Commercial control system users may be forgiven for thinking their iPads and Android tablets can be used interchangeably with the dedicated touchpanels sold by control system manufacturers. Both platforms are handheld, often wireless and feature full-color touchscreens. And the cost difference between an app and a purpose-built touchpanel has certainly led many to want to use their consumer devices for control both at home and in the enterprise.
Fortunately, the choice of tablet over touchpanel hasn’t become the no-brainer decision that it seems on the surface. What had initially been disconcerting to control-system companies has ultimately proven a benefit, namely that economies of scale — driven by the popularity of consumer tablets — have pushed down the cost of certain components for everyone. Meaning the decision to forego a commercial control panel doesn’t come down to price anymore.

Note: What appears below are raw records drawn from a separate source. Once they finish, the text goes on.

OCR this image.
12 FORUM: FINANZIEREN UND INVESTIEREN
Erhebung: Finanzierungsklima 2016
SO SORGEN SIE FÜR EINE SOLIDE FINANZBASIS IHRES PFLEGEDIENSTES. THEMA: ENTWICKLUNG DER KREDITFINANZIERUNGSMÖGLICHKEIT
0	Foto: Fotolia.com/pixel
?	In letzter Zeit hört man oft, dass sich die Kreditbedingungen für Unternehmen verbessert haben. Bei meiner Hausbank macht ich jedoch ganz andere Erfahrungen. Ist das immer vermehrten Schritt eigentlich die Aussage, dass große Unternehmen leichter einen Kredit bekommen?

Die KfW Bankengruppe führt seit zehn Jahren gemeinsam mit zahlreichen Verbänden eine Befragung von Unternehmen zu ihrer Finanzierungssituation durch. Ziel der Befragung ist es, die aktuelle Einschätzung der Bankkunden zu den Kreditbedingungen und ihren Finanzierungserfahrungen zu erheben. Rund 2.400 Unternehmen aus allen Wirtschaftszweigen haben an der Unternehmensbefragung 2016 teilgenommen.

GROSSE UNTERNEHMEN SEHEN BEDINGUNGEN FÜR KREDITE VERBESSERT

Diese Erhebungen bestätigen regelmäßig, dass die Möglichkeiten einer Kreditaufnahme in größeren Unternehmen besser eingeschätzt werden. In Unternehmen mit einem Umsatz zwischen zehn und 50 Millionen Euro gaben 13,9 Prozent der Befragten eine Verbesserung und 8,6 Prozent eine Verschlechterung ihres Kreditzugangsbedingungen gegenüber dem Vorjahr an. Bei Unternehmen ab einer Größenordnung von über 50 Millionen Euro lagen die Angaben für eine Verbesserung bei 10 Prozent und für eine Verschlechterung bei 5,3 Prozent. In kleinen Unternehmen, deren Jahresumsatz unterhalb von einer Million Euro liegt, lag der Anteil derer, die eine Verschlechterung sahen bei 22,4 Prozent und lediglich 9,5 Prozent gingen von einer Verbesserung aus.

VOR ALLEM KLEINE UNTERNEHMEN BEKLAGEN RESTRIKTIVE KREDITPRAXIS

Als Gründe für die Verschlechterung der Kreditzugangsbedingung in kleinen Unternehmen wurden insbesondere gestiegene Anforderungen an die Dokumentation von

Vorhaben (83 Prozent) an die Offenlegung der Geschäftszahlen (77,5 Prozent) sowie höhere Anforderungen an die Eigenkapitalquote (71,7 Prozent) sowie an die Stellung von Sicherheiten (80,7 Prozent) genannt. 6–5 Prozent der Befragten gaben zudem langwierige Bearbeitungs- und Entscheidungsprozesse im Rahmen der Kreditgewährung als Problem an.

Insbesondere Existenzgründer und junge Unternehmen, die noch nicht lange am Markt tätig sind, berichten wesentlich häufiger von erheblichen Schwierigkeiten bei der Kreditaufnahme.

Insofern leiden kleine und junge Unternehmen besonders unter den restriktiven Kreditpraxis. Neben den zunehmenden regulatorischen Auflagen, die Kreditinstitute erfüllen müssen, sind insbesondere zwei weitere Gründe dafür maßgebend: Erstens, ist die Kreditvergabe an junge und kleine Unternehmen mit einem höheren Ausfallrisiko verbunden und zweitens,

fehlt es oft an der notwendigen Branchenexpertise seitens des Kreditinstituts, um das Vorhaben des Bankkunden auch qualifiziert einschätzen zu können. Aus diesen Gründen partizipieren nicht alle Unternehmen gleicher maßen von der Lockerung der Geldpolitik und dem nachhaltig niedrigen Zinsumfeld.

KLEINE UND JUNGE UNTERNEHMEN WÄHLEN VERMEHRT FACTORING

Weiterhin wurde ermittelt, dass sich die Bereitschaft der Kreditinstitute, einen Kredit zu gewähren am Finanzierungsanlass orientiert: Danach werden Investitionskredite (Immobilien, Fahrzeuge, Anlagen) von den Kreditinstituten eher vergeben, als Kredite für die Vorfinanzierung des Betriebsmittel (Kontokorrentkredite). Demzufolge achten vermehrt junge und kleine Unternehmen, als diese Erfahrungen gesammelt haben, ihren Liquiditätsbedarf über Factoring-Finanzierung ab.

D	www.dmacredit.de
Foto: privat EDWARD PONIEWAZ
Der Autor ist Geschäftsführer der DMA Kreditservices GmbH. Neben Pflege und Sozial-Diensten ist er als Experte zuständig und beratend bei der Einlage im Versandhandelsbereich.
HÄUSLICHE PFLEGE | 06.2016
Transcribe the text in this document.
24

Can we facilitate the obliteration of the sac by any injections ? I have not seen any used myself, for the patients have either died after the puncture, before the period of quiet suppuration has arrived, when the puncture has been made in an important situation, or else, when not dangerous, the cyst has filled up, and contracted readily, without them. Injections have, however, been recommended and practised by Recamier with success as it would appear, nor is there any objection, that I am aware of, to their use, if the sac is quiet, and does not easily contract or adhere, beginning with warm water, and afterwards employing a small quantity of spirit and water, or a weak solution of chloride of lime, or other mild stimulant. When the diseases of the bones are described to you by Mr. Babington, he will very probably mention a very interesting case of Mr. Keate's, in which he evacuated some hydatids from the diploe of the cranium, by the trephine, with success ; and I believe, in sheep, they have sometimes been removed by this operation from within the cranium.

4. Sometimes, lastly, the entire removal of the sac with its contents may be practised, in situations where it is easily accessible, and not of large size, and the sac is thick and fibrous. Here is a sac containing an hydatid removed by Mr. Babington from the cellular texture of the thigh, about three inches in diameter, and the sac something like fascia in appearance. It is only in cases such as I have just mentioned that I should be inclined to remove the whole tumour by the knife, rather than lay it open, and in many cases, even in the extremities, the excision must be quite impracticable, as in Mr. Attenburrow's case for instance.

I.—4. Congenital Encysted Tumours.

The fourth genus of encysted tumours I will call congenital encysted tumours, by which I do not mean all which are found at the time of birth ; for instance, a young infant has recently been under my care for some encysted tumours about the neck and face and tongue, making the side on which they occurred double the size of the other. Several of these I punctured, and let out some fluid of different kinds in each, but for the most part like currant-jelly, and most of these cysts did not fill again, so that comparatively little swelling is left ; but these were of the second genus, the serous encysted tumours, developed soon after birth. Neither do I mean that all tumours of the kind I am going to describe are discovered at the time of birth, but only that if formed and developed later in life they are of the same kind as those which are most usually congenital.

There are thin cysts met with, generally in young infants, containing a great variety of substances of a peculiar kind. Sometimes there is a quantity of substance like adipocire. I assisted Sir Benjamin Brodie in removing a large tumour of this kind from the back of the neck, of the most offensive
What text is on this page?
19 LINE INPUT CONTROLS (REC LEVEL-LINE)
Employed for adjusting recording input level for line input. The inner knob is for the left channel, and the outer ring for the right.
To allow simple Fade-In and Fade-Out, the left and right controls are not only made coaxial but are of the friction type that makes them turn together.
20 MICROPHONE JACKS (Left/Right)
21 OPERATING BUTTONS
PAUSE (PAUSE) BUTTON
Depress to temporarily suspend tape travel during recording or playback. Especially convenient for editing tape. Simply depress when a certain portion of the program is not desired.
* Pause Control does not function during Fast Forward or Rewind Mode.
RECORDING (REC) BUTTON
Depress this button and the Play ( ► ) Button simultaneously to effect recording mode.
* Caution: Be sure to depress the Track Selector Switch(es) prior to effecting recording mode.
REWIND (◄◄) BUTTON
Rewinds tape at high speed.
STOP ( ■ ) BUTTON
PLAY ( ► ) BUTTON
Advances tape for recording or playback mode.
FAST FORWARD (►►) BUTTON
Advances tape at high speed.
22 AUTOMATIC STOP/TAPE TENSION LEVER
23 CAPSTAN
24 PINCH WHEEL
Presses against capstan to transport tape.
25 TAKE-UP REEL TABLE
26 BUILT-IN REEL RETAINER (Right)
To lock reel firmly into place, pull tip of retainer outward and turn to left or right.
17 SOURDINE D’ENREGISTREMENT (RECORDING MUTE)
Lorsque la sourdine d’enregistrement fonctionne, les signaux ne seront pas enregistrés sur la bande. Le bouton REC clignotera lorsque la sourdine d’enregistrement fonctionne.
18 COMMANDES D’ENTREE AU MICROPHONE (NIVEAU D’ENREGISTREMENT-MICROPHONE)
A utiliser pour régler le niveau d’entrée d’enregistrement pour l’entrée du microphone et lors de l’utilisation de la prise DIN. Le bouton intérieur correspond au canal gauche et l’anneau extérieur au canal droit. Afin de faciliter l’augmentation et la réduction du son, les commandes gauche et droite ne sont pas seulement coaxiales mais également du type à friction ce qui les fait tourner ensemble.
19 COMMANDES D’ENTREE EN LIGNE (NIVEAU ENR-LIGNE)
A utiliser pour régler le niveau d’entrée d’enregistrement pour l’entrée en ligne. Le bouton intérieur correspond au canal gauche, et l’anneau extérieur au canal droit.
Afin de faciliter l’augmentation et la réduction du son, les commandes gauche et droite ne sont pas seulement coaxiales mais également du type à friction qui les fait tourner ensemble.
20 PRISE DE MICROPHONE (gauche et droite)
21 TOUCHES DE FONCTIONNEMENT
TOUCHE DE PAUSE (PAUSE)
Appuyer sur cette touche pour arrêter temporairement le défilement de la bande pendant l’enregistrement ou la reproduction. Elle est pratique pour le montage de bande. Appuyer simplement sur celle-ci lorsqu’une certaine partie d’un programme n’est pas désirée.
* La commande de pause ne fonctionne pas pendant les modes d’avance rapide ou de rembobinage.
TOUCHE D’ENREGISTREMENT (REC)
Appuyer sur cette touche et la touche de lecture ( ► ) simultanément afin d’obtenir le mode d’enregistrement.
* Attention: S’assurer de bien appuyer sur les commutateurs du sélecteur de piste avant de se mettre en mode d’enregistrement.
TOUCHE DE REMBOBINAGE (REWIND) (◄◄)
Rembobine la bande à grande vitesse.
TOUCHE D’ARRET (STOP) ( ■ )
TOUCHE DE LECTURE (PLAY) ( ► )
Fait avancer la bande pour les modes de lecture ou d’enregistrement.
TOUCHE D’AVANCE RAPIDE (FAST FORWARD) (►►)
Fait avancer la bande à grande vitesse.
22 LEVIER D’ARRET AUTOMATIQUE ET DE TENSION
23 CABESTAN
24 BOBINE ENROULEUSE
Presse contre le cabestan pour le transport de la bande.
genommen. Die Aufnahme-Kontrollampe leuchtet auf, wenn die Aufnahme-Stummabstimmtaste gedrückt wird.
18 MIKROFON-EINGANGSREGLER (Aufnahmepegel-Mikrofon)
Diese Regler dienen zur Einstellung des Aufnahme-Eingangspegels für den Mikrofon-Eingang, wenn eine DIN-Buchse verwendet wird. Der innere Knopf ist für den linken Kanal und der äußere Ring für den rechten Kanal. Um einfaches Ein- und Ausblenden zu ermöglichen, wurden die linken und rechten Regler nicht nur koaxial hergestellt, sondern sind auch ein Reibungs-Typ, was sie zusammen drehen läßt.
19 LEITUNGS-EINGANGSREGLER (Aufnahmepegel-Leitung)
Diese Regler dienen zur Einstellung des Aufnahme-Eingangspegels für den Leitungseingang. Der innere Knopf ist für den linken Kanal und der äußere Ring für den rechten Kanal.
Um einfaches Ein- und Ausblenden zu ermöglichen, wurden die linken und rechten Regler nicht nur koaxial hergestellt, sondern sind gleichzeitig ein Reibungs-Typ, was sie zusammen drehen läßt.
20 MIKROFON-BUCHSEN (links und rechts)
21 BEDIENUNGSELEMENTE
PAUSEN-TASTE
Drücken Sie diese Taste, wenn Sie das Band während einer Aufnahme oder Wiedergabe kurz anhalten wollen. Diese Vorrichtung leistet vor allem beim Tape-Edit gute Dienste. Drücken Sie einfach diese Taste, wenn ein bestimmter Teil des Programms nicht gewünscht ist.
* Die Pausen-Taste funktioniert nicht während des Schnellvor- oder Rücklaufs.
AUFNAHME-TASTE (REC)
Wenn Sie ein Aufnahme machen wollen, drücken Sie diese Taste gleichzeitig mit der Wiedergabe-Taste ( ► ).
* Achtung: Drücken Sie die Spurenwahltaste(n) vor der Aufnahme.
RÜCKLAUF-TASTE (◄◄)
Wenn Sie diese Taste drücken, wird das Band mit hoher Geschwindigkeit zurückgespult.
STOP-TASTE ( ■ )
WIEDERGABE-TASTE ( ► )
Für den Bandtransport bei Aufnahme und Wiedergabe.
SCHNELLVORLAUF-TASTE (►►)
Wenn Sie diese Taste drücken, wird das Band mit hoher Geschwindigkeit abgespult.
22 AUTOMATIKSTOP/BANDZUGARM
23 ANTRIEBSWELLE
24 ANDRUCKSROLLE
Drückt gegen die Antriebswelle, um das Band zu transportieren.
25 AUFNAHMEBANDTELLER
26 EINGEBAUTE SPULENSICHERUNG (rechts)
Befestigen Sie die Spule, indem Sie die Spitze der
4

Tom Barnett, Director of Marketing at Crestron, says that market dynamics have, for example, brought down the cost a Crestron 7-inch touchscreen controller to about $1,500, from close to $5,000 just a few years earlier. Certainly, such a drastic a price drop has implications for AV integrator margins, but Barnett points out that a dedicated, enterprise-designed touchpanel still offers more margin flexibility than an iPad sold in an Apple store.
Pressure from consumer devices has also propelled the development of bridge apps, which commercial control system developers can leverage for other pro AV systems. Barnett points to Crestron’s AirMedia wireless presentation system, which includes an app that lets users transmit PowerPoint, Word, Excel and PDF documents from iOS and Android devices to Crestron-controlled commercial room displays.
“There is a level at which consumer and enterprise-level devices can coexist,” he says.
The Future: Fewer Tablets but More Devices
All that said, tablet sales have apparently hit a wall. Total Q4 2014 worldwide shipments of the category (which now includes hybrid laptop/tablet devices, such as the Microsoft Surface) came in at 76.1 million units, down from 78.6 million a year earlier, according to tech research firm IDC. That was the first time tablet shipments have declined since the iPad ignited the market in 2010. IDC also cut its forecast on future tablet shipments.
But that doesn’t mean customers are losing their appetite for controlling things from the device in their hands. If Apple’s record Q4 2014 sales of big-screen iPhone 6 and iPhone 6 Plus smartphones is a sign of anything, it’s that demand seems to be shifting toward larger smartphones and phablets.
If there’s a downside to putting AV systems control onto consumer devices, it’s that if functionality fails, customers probably won’t be calling Apple or Google to complain. They may not even call Crestron or AMX. Integrators and consultants will be on the front lines. In AV pros’ efforts to fulfill clients’ requests for control system interfaces on mobile devices, the “expectations” button may be the most important element of the design. And in the end, ironically, limiting control systems access from consumer devices may actually give clients the best possible control experience.